Production Quality (1.5 points)
Kevan Otto’s production models are fairly standardized, and Grace of God is another example of this. Video quality and camera work are fine, even if lighting is a bit inconsistent at times. Audio quality is mostly acceptable, even if the soundtrack is sometimes too loud; there are also some unnecessary background\outside noises that come through. Sets, locations, and props are passable, but they are fairly limited. Further, the editing is average at best as many scenes drag on far too long and do not hold the attention well. Overall, this is just another average production with nothing special to write home about.

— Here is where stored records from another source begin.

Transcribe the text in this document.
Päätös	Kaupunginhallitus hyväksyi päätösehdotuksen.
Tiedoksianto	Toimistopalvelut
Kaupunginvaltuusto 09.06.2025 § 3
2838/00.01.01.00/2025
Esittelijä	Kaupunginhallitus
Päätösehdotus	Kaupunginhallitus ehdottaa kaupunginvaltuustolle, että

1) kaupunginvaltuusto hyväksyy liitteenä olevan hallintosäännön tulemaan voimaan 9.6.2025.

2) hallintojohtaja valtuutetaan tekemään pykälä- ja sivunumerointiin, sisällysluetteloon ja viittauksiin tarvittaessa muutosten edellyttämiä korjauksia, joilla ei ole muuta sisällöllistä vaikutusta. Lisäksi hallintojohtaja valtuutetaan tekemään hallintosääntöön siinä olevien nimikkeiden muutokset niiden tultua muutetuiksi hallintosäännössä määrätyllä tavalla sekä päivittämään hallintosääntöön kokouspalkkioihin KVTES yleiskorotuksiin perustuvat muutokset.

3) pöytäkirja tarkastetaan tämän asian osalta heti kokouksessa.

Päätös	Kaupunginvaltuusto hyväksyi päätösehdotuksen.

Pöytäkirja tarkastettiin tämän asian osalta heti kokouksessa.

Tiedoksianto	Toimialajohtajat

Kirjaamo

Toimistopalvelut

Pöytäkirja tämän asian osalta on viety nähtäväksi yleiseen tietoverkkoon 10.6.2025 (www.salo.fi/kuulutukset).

Plot and Storyline Quality (0 points)
In conjunction with In the Name of God, Grace of God was intended to be a part of a series about the Ten Commandments. Undoubtedly, we would have been gifted with awkward iterations and proclamations from John Ratzenberger at the beginning of each film. Grace of God is shockingly about ‘You Shall Not Steal’ (notice the creative original title), and it’s also somehow supposed to be about Easter (there is no way to derive this concept from the plot at all). Regardless, this plot is as awful as can be expected from such a limited idea. Characters are totally blank, and most of the film is filled up with them awkwardly standing around and talking without saying anything substantial. Dialogue is mostly empty and mindless since it is so full of message-pushing and forceful ideas. A lot of the plot points and story arcs really lack basis in reality and feel very manufactured. In the end, the storyline lacks any real impact and falls flat on its face. It’s doubtful that many audiences will make it through the second half of the film–even though that stand-up-in-church scene is pretty hilarious.
Acting Quality (.5 point)
Though there is slight potential in this acting, most of the cast members therein seem lost and struggling without any assistance. Line delivery is choppy, and emotions come off as forced. There is no clear presence of acting coaching, and Erin Bethea actually exhibits some of the best acting skills, if you can believe it. Overall, most acting performances are just too robotic and unnatural to warrant any higher ratings.
Thank heavens there weren’t more of these films made. I can just imagine the halting, sermonizing grunts of John Ratzenberger on keeping the Sabbath day and not coveting. Hardly any Christian film makers make ten films period, so beginning with this sort of plan was certainly ambitious. By now, Kevan Otto has made about ten films, so he could have forced them all to be in this ‘series.’ Online fits perfectly with the adultery commandment. Lukewarm or Decision could be about honoring your parents or something. A Question of Faith could reference…organ donation? Regardless, movies that force messages down your throat in the form of sermons rarely have any real impact, so it’s best that this method is avoided altogether.